I’m usually intrigued by my friend Davin’s story on at least one level because he comes from a family of farmers, a dying breed in our generation, but a population that connects us no less to our biblical heritage and the symbolism of agriculture.
His life, rare as the occupational stock he grew from, is a sort of parable of farming. I’ve said previously that Davin was the wheat seed that fell—not knowing at the time, of course, that he was from a wheat farming family—that through his death he has fallen on us to give us life, to point us to his Savior in ways we couldn’t have known before he died.
But as I think about it, and as I talk with the people who knew him, the more I realize he’s also the blade of the plow in God’s hand that tills the soil of our hearts. I see it in the teary-eyed responses of others as they talk about him, and I feel it ripping through me while I listen. Before the seed would fall and bear fruit, the soil of the heart has to be opened to receive it. So Davin’s story, like the plow, rips its way through the heart, preparing it for the life-giving seed.
Before Davin died, I was probably in something of a two or three year rut. Just going with the flow, alive but not really living. I think because so many dreams had been deferred the heart had fallen sick, and in a lot of ways I had given up hope in my life. My heart was like a crusty, dry, weed-overgrown patch of land left unattended. I had given up and given in. I settled on defeat and simply quit trying.
And then Davin came in his death and ripped me into a thousand pieces. As one friend put it, “he makes you realize that we’ve all got an expiration date, makes you check yourself and ask, ‘what am I doing with my life?’” So what are you going to do with your life? This guy lived more alive in his death than I do now, cancer free.

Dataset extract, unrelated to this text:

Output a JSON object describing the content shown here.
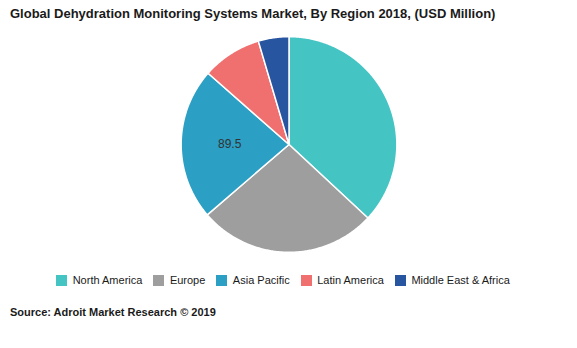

There’s something strange about the tragedy that cuts you open like a knife, because in the end I think I’m grateful that even the bleeding reminds me that I’m alive, and I can feel again. So Davin continues to break my heart, but in a way that has made God fragrant and alive to my senses. His death is love. “If it doesn’t break your heart it isn’t love” (Switchfoot).
And finally, this is all God’s doing, the way he uses Davin however he uses him now in your life. As he is the Vinedresser (John 15), so he is the Plowman, tearing us up when we need it most so that our hearts would be able to receive the seed of gospel life that Jesus sows (Mark 4). Though painful as it tears through us, the plow is God’s mercy too, for it makes way for seed and rain and, to the glory of God, a harvest of righteousness.